Теперь — через десятилетия — многое в письмах Галанскова не только драматично, но — трогательно. Кажется, Жемчужников когда-то писал: “В тарантасе, в телеге ли / Еду ночью из Брянска я. / Все о нем, все о Гегеле / Моя дума дворянская”. В применении к “русским мальчикам” эпохи застоя можно так переделать: “Все о нем, все о Гегеле / Моя дума зэковская”. Из письма в письмо Галансков просит вольняшек: шлите, шлите — и “Науку Логики”, и “Эстетику”, и просто “всего Гегеля” да заодно и “всего Канта”. Баснословные времена! Помню, в том же конце 60-х поэта Александра Величанского буквально трясло, когда он говорил про гегелевскую “Эстетику” (уж позабыл, правда, от чего: от восхищения или негодования).
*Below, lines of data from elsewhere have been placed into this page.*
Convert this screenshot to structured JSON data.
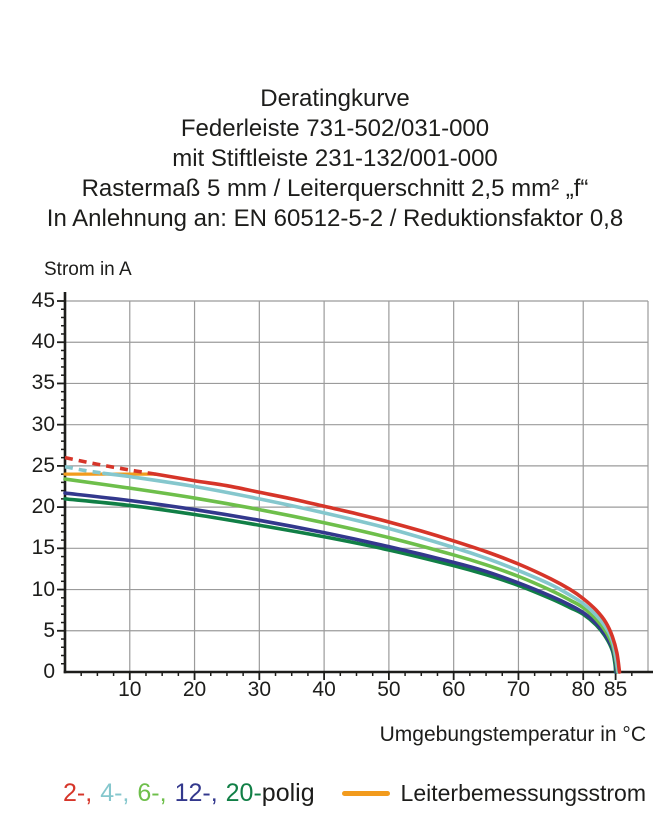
{
  "title": {
    "lines": [
      "Deratingkurve",
      "Federleiste 731-502/031-000",
      "mit Stiftleiste 231-132/001-000",
      "Rastermaß 5 mm / Leiterquerschnitt 2,5 mm² „f“",
      "In Anlehnung an: EN 60512-5-2 / Reduktionsfaktor 0,8"
    ]
  },
  "legend": {
    "poles": [
      {
        "label": "2-,",
        "color": "#d63529"
      },
      {
        "label": "4-,",
        "color": "#85c7cd"
      },
      {
        "label": "6-,",
        "color": "#6ebf4b"
      },
      {
        "label": "12-,",
        "color": "#33388d"
      },
      {
        "label": "20-",
        "color": "#117f46"
      }
    ],
    "poles_suffix": "polig",
    "rated_current": {
      "label": "Leiterbemessungsstrom",
      "color": "#f29b1d"
    }
  },
  "colors": {
    "grid": "#9b9b9b",
    "axis": "#1d1d1b",
    "text": "#1d1d1b"
  },
  "chart_data": {
    "type": "line",
    "title": "Deratingkurve",
    "xlabel": "Umgebungstemperatur in °C",
    "ylabel": "Strom in A",
    "xlim": [
      0,
      90
    ],
    "ylim": [
      0,
      45
    ],
    "x_major_ticks": [
      10,
      20,
      30,
      40,
      50,
      60,
      70,
      80,
      85
    ],
    "x_minor_step": 2.5,
    "y_major_ticks": [
      0,
      5,
      10,
      15,
      20,
      25,
      30,
      35,
      40,
      45
    ],
    "y_minor_step": 1,
    "grid": true,
    "legend_position": "bottom",
    "series": [
      {
        "name": "20-polig",
        "color": "#117f46",
        "points": [
          [
            0,
            21.0
          ],
          [
            10,
            20.2
          ],
          [
            20,
            19.1
          ],
          [
            30,
            17.8
          ],
          [
            40,
            16.4
          ],
          [
            50,
            14.8
          ],
          [
            60,
            12.9
          ],
          [
            65,
            11.8
          ],
          [
            70,
            10.5
          ],
          [
            75,
            8.9
          ],
          [
            78,
            7.8
          ],
          [
            80,
            7.0
          ],
          [
            82,
            5.7
          ],
          [
            83.5,
            4.2
          ],
          [
            84.5,
            2.6
          ],
          [
            84.9,
            1.0
          ],
          [
            85.0,
            0
          ]
        ]
      },
      {
        "name": "12-polig",
        "color": "#33388d",
        "points": [
          [
            0,
            21.7
          ],
          [
            10,
            20.8
          ],
          [
            20,
            19.7
          ],
          [
            30,
            18.4
          ],
          [
            40,
            16.9
          ],
          [
            50,
            15.2
          ],
          [
            60,
            13.3
          ],
          [
            65,
            12.2
          ],
          [
            70,
            10.8
          ],
          [
            75,
            9.2
          ],
          [
            78,
            8.1
          ],
          [
            80,
            7.2
          ],
          [
            82,
            5.9
          ],
          [
            83.5,
            4.4
          ],
          [
            84.5,
            2.9
          ],
          [
            85,
            1.2
          ],
          [
            85.1,
            0
          ]
        ]
      },
      {
        "name": "6-polig",
        "color": "#6ebf4b",
        "points": [
          [
            0,
            23.4
          ],
          [
            10,
            22.3
          ],
          [
            20,
            21.1
          ],
          [
            30,
            19.7
          ],
          [
            40,
            18.1
          ],
          [
            50,
            16.3
          ],
          [
            60,
            14.2
          ],
          [
            65,
            13.0
          ],
          [
            70,
            11.6
          ],
          [
            75,
            9.9
          ],
          [
            78,
            8.7
          ],
          [
            80,
            7.8
          ],
          [
            82,
            6.4
          ],
          [
            83.5,
            4.9
          ],
          [
            84.5,
            3.3
          ],
          [
            85,
            1.6
          ],
          [
            85.3,
            0
          ]
        ]
      },
      {
        "name": "4-polig",
        "color": "#85c7cd",
        "dash_until_x": 6,
        "points": [
          [
            0,
            24.9
          ],
          [
            3,
            24.45
          ],
          [
            6,
            24.1
          ],
          [
            10,
            23.7
          ],
          [
            20,
            22.5
          ],
          [
            30,
            21.0
          ],
          [
            40,
            19.3
          ],
          [
            50,
            17.4
          ],
          [
            60,
            15.1
          ],
          [
            65,
            13.8
          ],
          [
            70,
            12.3
          ],
          [
            75,
            10.6
          ],
          [
            78,
            9.3
          ],
          [
            80,
            8.3
          ],
          [
            82,
            6.9
          ],
          [
            83.5,
            5.4
          ],
          [
            84.5,
            3.8
          ],
          [
            85,
            2.0
          ],
          [
            85.4,
            0
          ]
        ]
      },
      {
        "name": "2-polig",
        "color": "#d63529",
        "dash_until_x": 14,
        "points": [
          [
            0,
            26.0
          ],
          [
            5,
            25.2
          ],
          [
            10,
            24.5
          ],
          [
            14,
            24.0
          ],
          [
            20,
            23.2
          ],
          [
            25,
            22.6
          ],
          [
            30,
            21.8
          ],
          [
            35,
            21.0
          ],
          [
            40,
            20.1
          ],
          [
            45,
            19.2
          ],
          [
            50,
            18.2
          ],
          [
            55,
            17.1
          ],
          [
            60,
            15.9
          ],
          [
            65,
            14.6
          ],
          [
            70,
            13.1
          ],
          [
            75,
            11.3
          ],
          [
            78,
            10.0
          ],
          [
            80,
            8.9
          ],
          [
            82,
            7.5
          ],
          [
            83.5,
            6.0
          ],
          [
            84.5,
            4.3
          ],
          [
            85.2,
            2.3
          ],
          [
            85.6,
            0
          ]
        ]
      }
    ],
    "reference_line": {
      "name": "Leiterbemessungsstrom",
      "color": "#f29b1d",
      "y": 24,
      "x_start": 0,
      "x_end": 14
    }
  }
}
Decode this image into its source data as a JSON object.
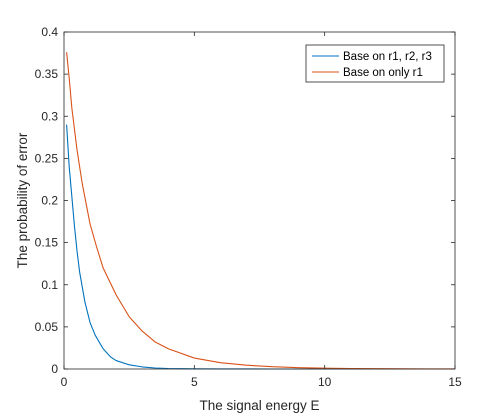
{
  "chart_data": {
    "type": "line",
    "title": "",
    "xlabel": "The signal energy E",
    "ylabel": "The probability of error",
    "xlim": [
      0,
      15
    ],
    "ylim": [
      0,
      0.4
    ],
    "xticks": [
      0,
      5,
      10,
      15
    ],
    "yticks": [
      0,
      0.05,
      0.1,
      0.15,
      0.2,
      0.25,
      0.3,
      0.35,
      0.4
    ],
    "xtick_labels": [
      "0",
      "5",
      "10",
      "15"
    ],
    "ytick_labels": [
      "0",
      "0.05",
      "0.1",
      "0.15",
      "0.2",
      "0.25",
      "0.3",
      "0.35",
      "0.4"
    ],
    "grid": false,
    "legend_position": "top-right",
    "series": [
      {
        "name": "Base on r1, r2, r3",
        "color": "#0072BD",
        "x": [
          0.1,
          0.2,
          0.3,
          0.4,
          0.5,
          0.6,
          0.8,
          1.0,
          1.2,
          1.5,
          1.8,
          2.0,
          2.5,
          3.0,
          3.5,
          4.0,
          5.0,
          6.0,
          8.0,
          10.0,
          12.0,
          15.0
        ],
        "y": [
          0.29,
          0.24,
          0.205,
          0.17,
          0.14,
          0.115,
          0.08,
          0.055,
          0.04,
          0.024,
          0.014,
          0.01,
          0.005,
          0.0025,
          0.0012,
          0.0006,
          0.0002,
          5e-05,
          0.0,
          0.0,
          0.0,
          0.0
        ]
      },
      {
        "name": "Base on only r1",
        "color": "#D95319",
        "x": [
          0.1,
          0.2,
          0.3,
          0.5,
          0.7,
          1.0,
          1.25,
          1.5,
          2.0,
          2.5,
          3.0,
          3.5,
          4.0,
          5.0,
          6.0,
          7.0,
          8.0,
          9.0,
          10.0,
          11.0,
          12.0,
          13.0,
          14.0,
          15.0
        ],
        "y": [
          0.376,
          0.345,
          0.31,
          0.26,
          0.22,
          0.172,
          0.145,
          0.12,
          0.088,
          0.062,
          0.045,
          0.032,
          0.024,
          0.013,
          0.0075,
          0.0045,
          0.0027,
          0.0016,
          0.001,
          0.0006,
          0.0004,
          0.0002,
          0.00015,
          0.0001
        ]
      }
    ]
  }
}
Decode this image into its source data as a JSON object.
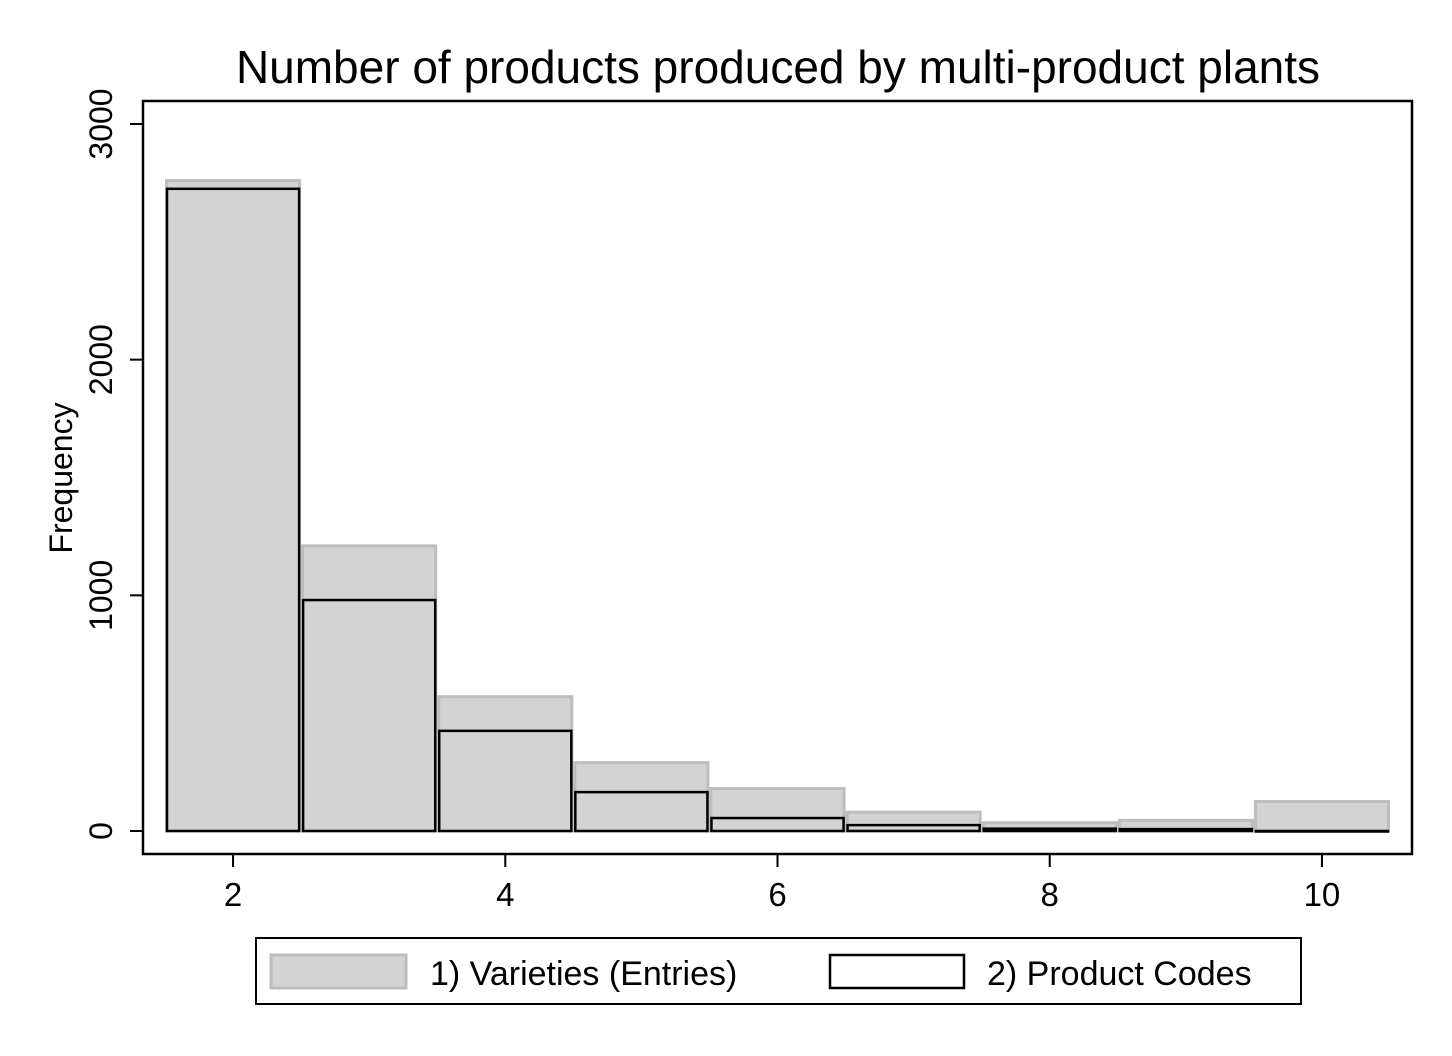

Галансков жил мировыми проблемами и в этом плане даже опережал свое время. Мы-то в большинстве своем просто делили тогда мир на тоталитарный и свободный, а потому, даже будучи православными, были скорее “западники”. А Юрий вовсю уже думал о “формировании принципиально иного мировоззрения”, о “путях преодоления промышленной формы бытия и потребительско-коммерческой идеологии”. В этой связи будущую судьбу России он справедливо понимал не как для цивилизации периферийную и ученическую, но — судьбоносную.